Why did this student we truly loved do this? Legal professionals I consulted point to “transference,” where the victim, unable to prosecute their true abuser, transfers their hatred to someone who tried to help. I learned this triggered just about every instance of alleged harassment that major firms still encounter.

Since no company would hire someone with an internet trail like mine, I created a pen name and have had a mildly successful career as an author of detective fiction. Our family launched an initiative to provide resources and support for the parents of children with Down syndrome. I was lucky enough the among the first to participate in the Moderna vaccine trial. In 2021, Colleen and I wrote “Juliette and the Mystery Bug,” the foremost children’s’ book teaching kids how to navigate the Covid pandemic.

My life’s purpose is centered on helping others. My resume shows a long track record of promoting women and minorities during my leadership career. I enjoyed the mentoring opportunities which came with those experiences. When the news broke about my MSU situation, I heard from dozens of former team members who told us how Colleen and I positively impacted their lives.

The prospect of career castration awakened the clinical depression gene that is a family trait. For many weeks I considered suicide. I came closest on the day we received the ice-cold determination, without a shred of the compassion I once believed was central to the culture of an institution I had dedicated my life to. Thanks to a gifted psychiatrist and an expensive course of daily medication, I have been able to control the constant whispering desire to give up and end my life.

To this day, I run into situations where my contributions are abruptly cut off when someone happens on the news coverage surrounding that horrible time. I’ve tried to put these events into perspective. We live in an era where people make judgements without all the facts.

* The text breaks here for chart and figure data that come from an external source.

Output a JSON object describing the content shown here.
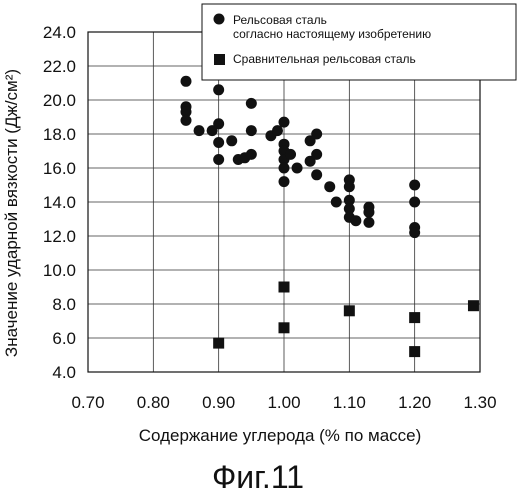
{
  "figure_caption": "Фиг.11",
  "chart_data": {
    "type": "scatter",
    "xlabel": "Содержание углерода (% по массе)",
    "ylabel": "Значение ударной вязкости (Дж/см²)",
    "xlim": [
      0.7,
      1.3
    ],
    "ylim": [
      4.0,
      24.0
    ],
    "x_ticks": [
      "0.70",
      "0.80",
      "0.90",
      "1.00",
      "1.10",
      "1.20",
      "1.30"
    ],
    "y_ticks": [
      "4.0",
      "6.0",
      "8.0",
      "10.0",
      "12.0",
      "14.0",
      "16.0",
      "18.0",
      "20.0",
      "22.0",
      "24.0"
    ],
    "grid": true,
    "legend_position": "top-right",
    "series": [
      {
        "name": "Рельсовая сталь согласно настоящему изобретению",
        "marker": "circle",
        "color": "#111111",
        "points": [
          [
            0.85,
            21.1
          ],
          [
            0.85,
            19.6
          ],
          [
            0.85,
            19.3
          ],
          [
            0.85,
            18.8
          ],
          [
            0.87,
            18.2
          ],
          [
            0.89,
            18.2
          ],
          [
            0.9,
            20.6
          ],
          [
            0.9,
            18.6
          ],
          [
            0.9,
            17.5
          ],
          [
            0.9,
            16.5
          ],
          [
            0.92,
            17.6
          ],
          [
            0.93,
            16.5
          ],
          [
            0.94,
            16.6
          ],
          [
            0.95,
            19.8
          ],
          [
            0.95,
            18.2
          ],
          [
            0.95,
            16.8
          ],
          [
            0.98,
            17.9
          ],
          [
            0.99,
            18.2
          ],
          [
            1.0,
            18.7
          ],
          [
            1.0,
            17.4
          ],
          [
            1.0,
            17.0
          ],
          [
            1.0,
            16.5
          ],
          [
            1.0,
            16.0
          ],
          [
            1.0,
            15.2
          ],
          [
            1.01,
            16.8
          ],
          [
            1.02,
            16.0
          ],
          [
            1.04,
            17.6
          ],
          [
            1.04,
            16.4
          ],
          [
            1.05,
            18.0
          ],
          [
            1.05,
            16.8
          ],
          [
            1.05,
            15.6
          ],
          [
            1.07,
            14.9
          ],
          [
            1.08,
            14.0
          ],
          [
            1.1,
            15.3
          ],
          [
            1.1,
            14.9
          ],
          [
            1.1,
            14.1
          ],
          [
            1.1,
            13.6
          ],
          [
            1.1,
            13.1
          ],
          [
            1.11,
            12.9
          ],
          [
            1.13,
            13.7
          ],
          [
            1.13,
            13.4
          ],
          [
            1.13,
            12.8
          ],
          [
            1.2,
            15.0
          ],
          [
            1.2,
            14.0
          ],
          [
            1.2,
            12.5
          ],
          [
            1.2,
            12.2
          ]
        ]
      },
      {
        "name": "Сравнительная рельсовая сталь",
        "marker": "square",
        "color": "#111111",
        "points": [
          [
            0.9,
            5.7
          ],
          [
            1.0,
            9.0
          ],
          [
            1.0,
            6.6
          ],
          [
            1.1,
            7.6
          ],
          [
            1.2,
            7.2
          ],
          [
            1.2,
            5.2
          ],
          [
            1.29,
            7.9
          ]
        ]
      }
    ]
  }
}
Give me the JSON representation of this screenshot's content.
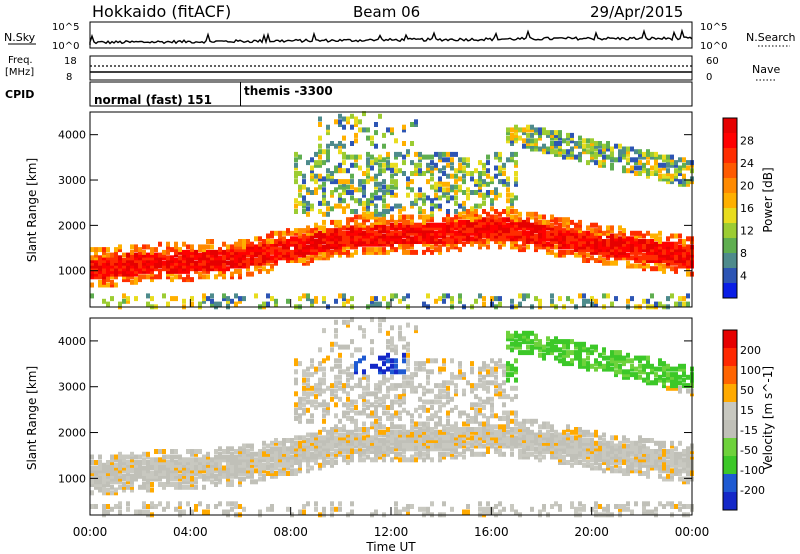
{
  "header": {
    "station": "Hokkaido (fitACF)",
    "beam": "Beam 06",
    "date": "29/Apr/2015"
  },
  "strip_panels": {
    "nsky_label": "N.Sky",
    "nsearch_label": "N.Search",
    "nsky_ticks": [
      "10^5",
      "10^0"
    ],
    "nsky_right_ticks": [
      "10^5",
      "10^0"
    ],
    "freq_label": [
      "Freq.",
      "[MHz]"
    ],
    "freq_ticks": [
      "18",
      "8"
    ],
    "nave_label": "Nave",
    "nave_ticks": [
      "60",
      "0"
    ],
    "cpid_label": "CPID",
    "cpid_segments": [
      {
        "label": "normal (fast) 151",
        "start_hour": 0,
        "end_hour": 6
      },
      {
        "label": "themis -3300",
        "start_hour": 6,
        "end_hour": 24
      }
    ]
  },
  "chart_data": [
    {
      "type": "heatmap",
      "panel": "power",
      "ylabel": "Slant Range [km]",
      "yticks": [
        1000,
        2000,
        3000,
        4000
      ],
      "ylim": [
        200,
        4500
      ],
      "xlim": [
        0,
        24
      ],
      "colorbar": {
        "label": "Power [dB]",
        "ticks": [
          "28",
          "24",
          "20",
          "16",
          "12",
          "8",
          "4"
        ],
        "colors": [
          "#0a1ee6",
          "#2d55b4",
          "#4e8b8c",
          "#5fae50",
          "#9ccc32",
          "#e8dc1e",
          "#ffb000",
          "#ff8a00",
          "#ff5a00",
          "#ff2d00",
          "#ff0000",
          "#e60000"
        ]
      },
      "band_range_km": [
        [
          0,
          1050
        ],
        [
          2,
          1150
        ],
        [
          4,
          1200
        ],
        [
          6,
          1280
        ],
        [
          8,
          1500
        ],
        [
          10,
          1750
        ],
        [
          12,
          1800
        ],
        [
          14,
          1820
        ],
        [
          16,
          1950
        ],
        [
          18,
          1800
        ],
        [
          20,
          1600
        ],
        [
          22,
          1450
        ],
        [
          24,
          1300
        ]
      ]
    },
    {
      "type": "heatmap",
      "panel": "velocity",
      "ylabel": "Slant Range [km]",
      "yticks": [
        1000,
        2000,
        3000,
        4000
      ],
      "ylim": [
        200,
        4500
      ],
      "xlim": [
        0,
        24
      ],
      "colorbar": {
        "label": "Velocity [m s^-1]",
        "ticks": [
          "200",
          "100",
          "50",
          "15",
          "-15",
          "-50",
          "-100",
          "-200"
        ],
        "colors": [
          "#1428c8",
          "#1e5ad2",
          "#3cc828",
          "#6ed23c",
          "#c0c0b8",
          "#c8c8c0",
          "#ffaa00",
          "#ff6400",
          "#ff2800",
          "#e60000"
        ]
      }
    }
  ],
  "xaxis": {
    "title": "Time UT",
    "tick_labels": [
      "00:00",
      "04:00",
      "08:00",
      "12:00",
      "16:00",
      "20:00",
      "00:00"
    ],
    "tick_hours": [
      0,
      4,
      8,
      12,
      16,
      20,
      24
    ]
  }
}
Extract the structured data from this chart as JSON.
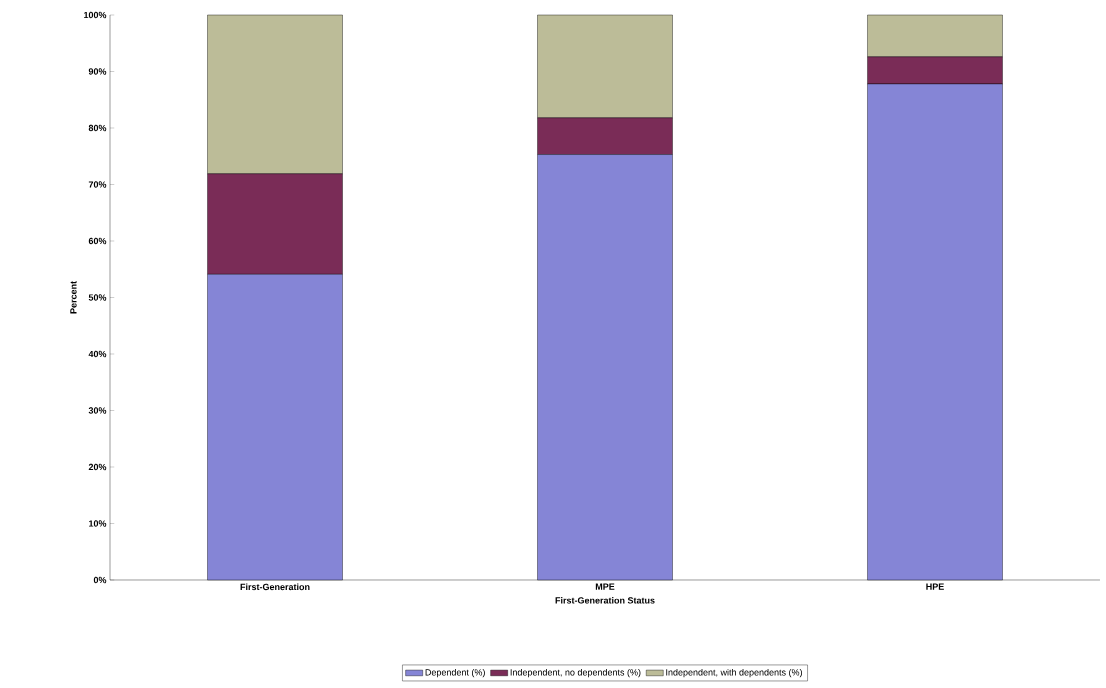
{
  "chart_data": {
    "type": "bar",
    "stacked": true,
    "xlabel": "First-Generation Status",
    "ylabel": "Percent",
    "categories": [
      "First-Generation",
      "MPE",
      "HPE"
    ],
    "series": [
      {
        "name": "Dependent (%)",
        "color": "#8585d6",
        "values": [
          54.1,
          75.3,
          87.8
        ]
      },
      {
        "name": "Independent, no dependents (%)",
        "color": "#7a2c57",
        "values": [
          17.8,
          6.5,
          4.8
        ]
      },
      {
        "name": "Independent, with dependents (%)",
        "color": "#bcbc98",
        "values": [
          28.1,
          18.2,
          7.4
        ]
      }
    ],
    "ylim": [
      0,
      100
    ],
    "yticks": [
      {
        "value": 0,
        "label": "0%"
      },
      {
        "value": 10,
        "label": "10%"
      },
      {
        "value": 20,
        "label": "20%"
      },
      {
        "value": 30,
        "label": "30%"
      },
      {
        "value": 40,
        "label": "40%"
      },
      {
        "value": 50,
        "label": "50%"
      },
      {
        "value": 60,
        "label": "60%"
      },
      {
        "value": 70,
        "label": "70%"
      },
      {
        "value": 80,
        "label": "80%"
      },
      {
        "value": 90,
        "label": "90%"
      },
      {
        "value": 100,
        "label": "100%"
      }
    ],
    "legend": "bottom",
    "grid": false
  }
}
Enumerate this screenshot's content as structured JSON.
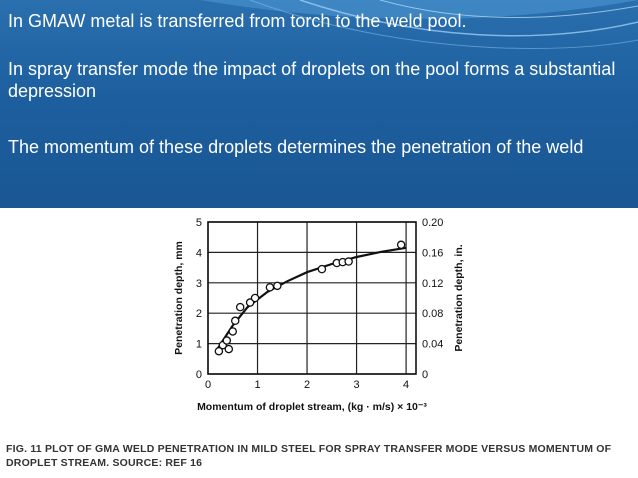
{
  "slide": {
    "line1": "In GMAW metal is transferred from torch to the weld pool.",
    "line2": "In spray transfer mode the impact of droplets on the pool forms a substantial depression",
    "line3": "The momentum of these droplets determines the penetration of the weld",
    "colors": {
      "banner": "#1d5f9f",
      "text": "#ffffff"
    }
  },
  "figure": {
    "caption": "FIG. 11 PLOT OF GMA WELD PENETRATION IN MILD STEEL FOR SPRAY TRANSFER MODE VERSUS MOMENTUM OF DROPLET STREAM. SOURCE: REF 16"
  },
  "chart_data": {
    "type": "scatter",
    "xlabel": "Momentum of droplet stream, (kg · m/s) × 10⁻³",
    "ylabel": "Penetration depth, mm",
    "y2label": "Penetration depth, in.",
    "xlim": [
      0,
      4.2
    ],
    "ylim": [
      0,
      5
    ],
    "y2lim": [
      0,
      0.2
    ],
    "xticks": [
      "0",
      "1",
      "2",
      "3",
      "4"
    ],
    "yticks": [
      "0",
      "1",
      "2",
      "3",
      "4",
      "5"
    ],
    "y2ticks": [
      "0",
      "0.04",
      "0.08",
      "0.12",
      "0.16",
      "0.20"
    ],
    "grid": true,
    "points": [
      {
        "x": 0.22,
        "y": 0.75
      },
      {
        "x": 0.3,
        "y": 0.95
      },
      {
        "x": 0.38,
        "y": 1.1
      },
      {
        "x": 0.42,
        "y": 0.82
      },
      {
        "x": 0.5,
        "y": 1.4
      },
      {
        "x": 0.55,
        "y": 1.75
      },
      {
        "x": 0.65,
        "y": 2.2
      },
      {
        "x": 0.85,
        "y": 2.35
      },
      {
        "x": 0.95,
        "y": 2.5
      },
      {
        "x": 1.25,
        "y": 2.85
      },
      {
        "x": 1.4,
        "y": 2.9
      },
      {
        "x": 2.3,
        "y": 3.45
      },
      {
        "x": 2.6,
        "y": 3.65
      },
      {
        "x": 2.72,
        "y": 3.68
      },
      {
        "x": 2.84,
        "y": 3.7
      },
      {
        "x": 3.9,
        "y": 4.25
      }
    ],
    "fit_line": [
      {
        "x": 0.2,
        "y": 0.85
      },
      {
        "x": 0.5,
        "y": 1.6
      },
      {
        "x": 0.8,
        "y": 2.2
      },
      {
        "x": 1.2,
        "y": 2.7
      },
      {
        "x": 1.6,
        "y": 3.05
      },
      {
        "x": 2.0,
        "y": 3.35
      },
      {
        "x": 2.5,
        "y": 3.62
      },
      {
        "x": 3.0,
        "y": 3.85
      },
      {
        "x": 3.5,
        "y": 4.02
      },
      {
        "x": 4.0,
        "y": 4.15
      }
    ]
  }
}
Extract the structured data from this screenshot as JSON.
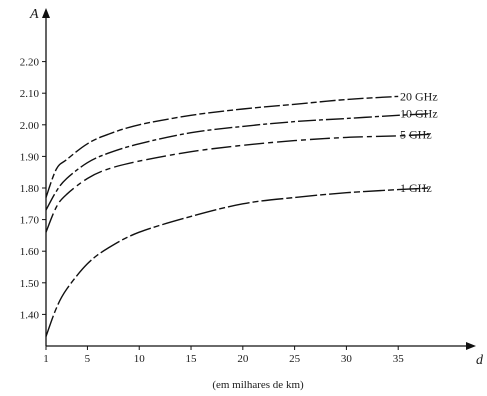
{
  "chart_data": {
    "type": "line",
    "title": "",
    "ylabel": "A",
    "xlabel": "d",
    "x_caption": "(em milhares de km)",
    "xlim": [
      1,
      40
    ],
    "ylim": [
      1.3,
      2.3
    ],
    "x_ticks": [
      1,
      5,
      10,
      15,
      20,
      25,
      30,
      35
    ],
    "x_tick_labels": [
      "1",
      "5",
      "10",
      "15",
      "20",
      "25",
      "30",
      "35"
    ],
    "y_ticks": [
      1.4,
      1.5,
      1.6,
      1.7,
      1.8,
      1.9,
      2.0,
      2.1,
      2.2
    ],
    "y_tick_labels": [
      "1.40",
      "1.50",
      "1.60",
      "1.70",
      "1.80",
      "1.90",
      "2.00",
      "2.10",
      "2.20"
    ],
    "grid": false,
    "series": [
      {
        "name": "20 GHz",
        "x": [
          1,
          2,
          3,
          5,
          7,
          10,
          15,
          20,
          25,
          30,
          35
        ],
        "y": [
          1.77,
          1.86,
          1.89,
          1.94,
          1.97,
          2.0,
          2.03,
          2.05,
          2.065,
          2.08,
          2.09
        ]
      },
      {
        "name": "10 GHz",
        "x": [
          1,
          2,
          3,
          5,
          7,
          10,
          15,
          20,
          25,
          30,
          35,
          38
        ],
        "y": [
          1.73,
          1.79,
          1.83,
          1.88,
          1.91,
          1.94,
          1.975,
          1.995,
          2.01,
          2.02,
          2.03,
          2.035
        ]
      },
      {
        "name": "5 GHz",
        "x": [
          1,
          2,
          3,
          5,
          7,
          10,
          15,
          20,
          25,
          30,
          35,
          38
        ],
        "y": [
          1.66,
          1.74,
          1.78,
          1.83,
          1.86,
          1.885,
          1.915,
          1.935,
          1.95,
          1.96,
          1.965,
          1.97
        ]
      },
      {
        "name": "1 GHz",
        "x": [
          1,
          2,
          3,
          5,
          7,
          10,
          15,
          20,
          25,
          30,
          35,
          38
        ],
        "y": [
          1.33,
          1.42,
          1.48,
          1.56,
          1.61,
          1.66,
          1.71,
          1.75,
          1.77,
          1.785,
          1.795,
          1.8
        ]
      }
    ]
  }
}
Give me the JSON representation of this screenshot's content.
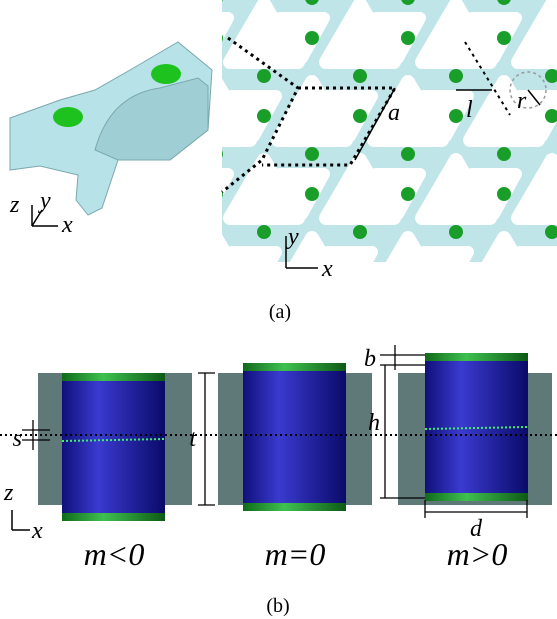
{
  "panel_a": {
    "caption": "(a)",
    "unit_cell_axes": {
      "z": "z",
      "y": "y",
      "x": "x"
    },
    "lattice_labels": {
      "a": "a",
      "l": "l",
      "r": "r"
    },
    "lattice_axes": {
      "y": "y",
      "x": "x"
    }
  },
  "panel_b": {
    "caption": "(b)",
    "labels": {
      "s": "s",
      "t": "t",
      "b": "b",
      "h": "h",
      "d": "d"
    },
    "axes": {
      "z": "z",
      "x": "x"
    },
    "cases": [
      "m<0",
      "m=0",
      "m>0"
    ]
  }
}
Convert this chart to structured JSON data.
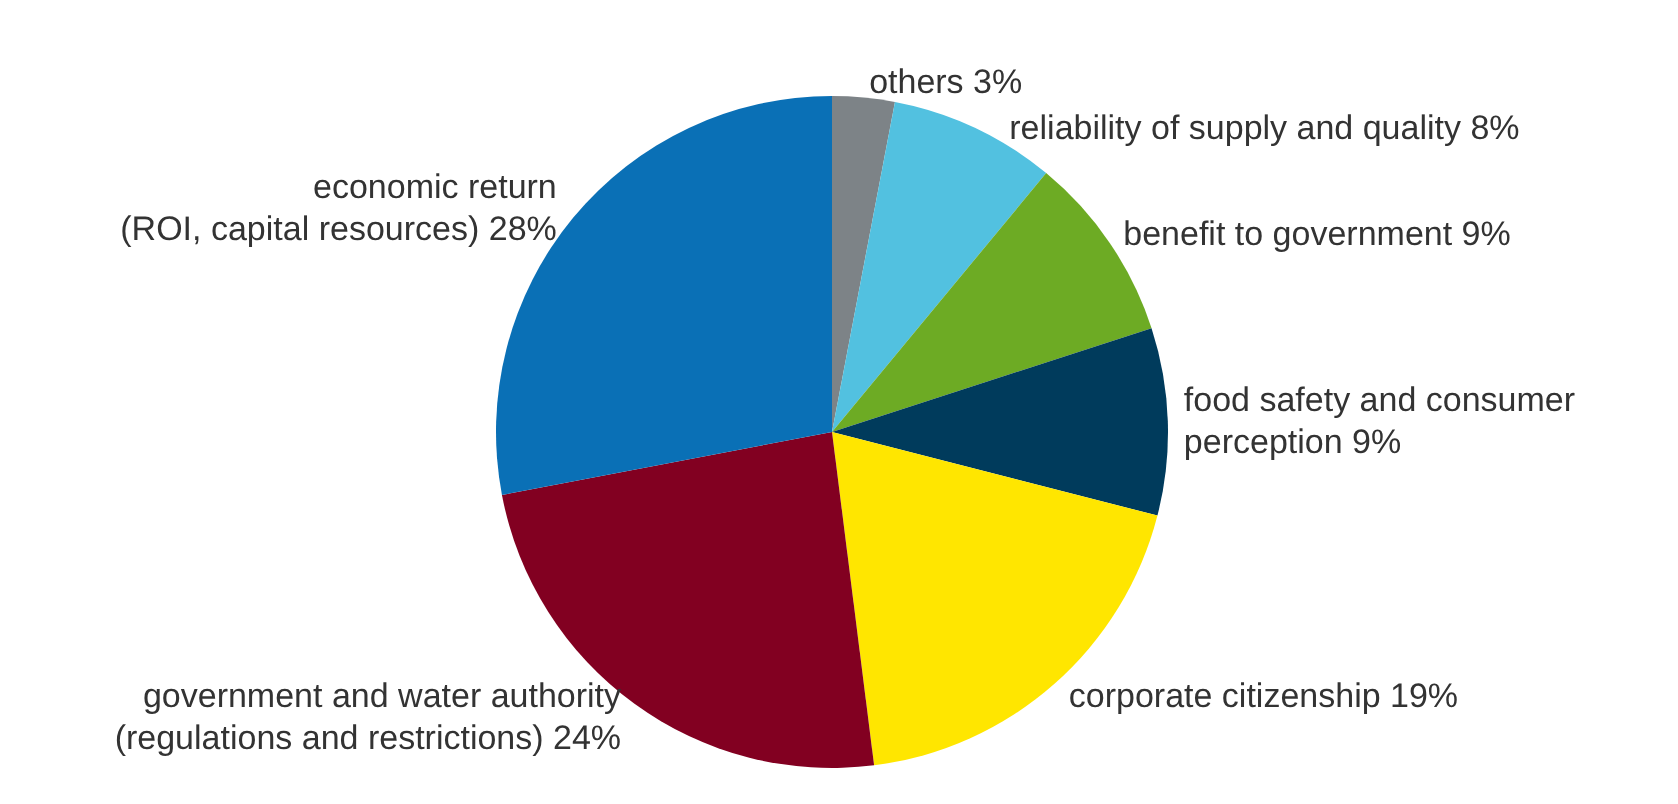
{
  "chart_data": {
    "type": "pie",
    "categories": [
      "others",
      "reliability of supply and quality",
      "benefit to government",
      "food safety and consumer\nperception",
      "corporate citizenship",
      "government and water authority\n(regulations and restrictions)",
      "economic return\n(ROI, capital resources)"
    ],
    "values": [
      3,
      8,
      9,
      9,
      19,
      24,
      28
    ],
    "value_labels": [
      "3%",
      "8%",
      "9%",
      "9%",
      "19%",
      "24%",
      "28%"
    ],
    "colors": [
      "#7d8387",
      "#52c1e0",
      "#6dab24",
      "#003b5c",
      "#ffe600",
      "#820021",
      "#0a70b6"
    ],
    "legend": false
  }
}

Where big lies gain easy traction in fearful minds. Where ghosting and the cancel culture toss many to the curb without an ounce of consideration.

One thing has become very clear to me. Everyone is dealing with something the world isn’t aware of. We’re all hurting in some corner of our hearts. We have all been wronged. And we are all afraid if we do the improper thing, people will abandon us. This is the atmosphere that divides us as a nation today. Fear clouds judgement, opening  uneasy minds to the seductive voices of opportunists who would promptly sacrifice others for their own benefit.

My father’s last words to me were: “Don’t let one bad person stop you from doing good things.”

I have tried to live this mantra ever since we got the 3am call, telling us he died.

And I have a unique understanding of the ignorance of prejudice. We label others because of the color of their skin, their gender, their religion, their perceived disabilities and whispered rumors. Millions deal with this unfair reality every day. Politicians exploit it to get power. In the worst cases, futures have been destroyed and lives have been lost.

I’m trying to transform my nightmare into a meditation about sensitivity, assessment based on behavioral patterns, not a single incident or ingrained cultural paradigms.

But it’s hard. I now know first hand what it feels like to be excluded from opportunity because of a preconception. “Why take the risk,” is on everyone’s lips. I get it.

Few of us do our homework. Even fewer recall the wisdom of Matthew, verses 1 – 6. What goes around, comes around.

Every day is a battle. I hope I can find the strength to continue to fight it and prevail.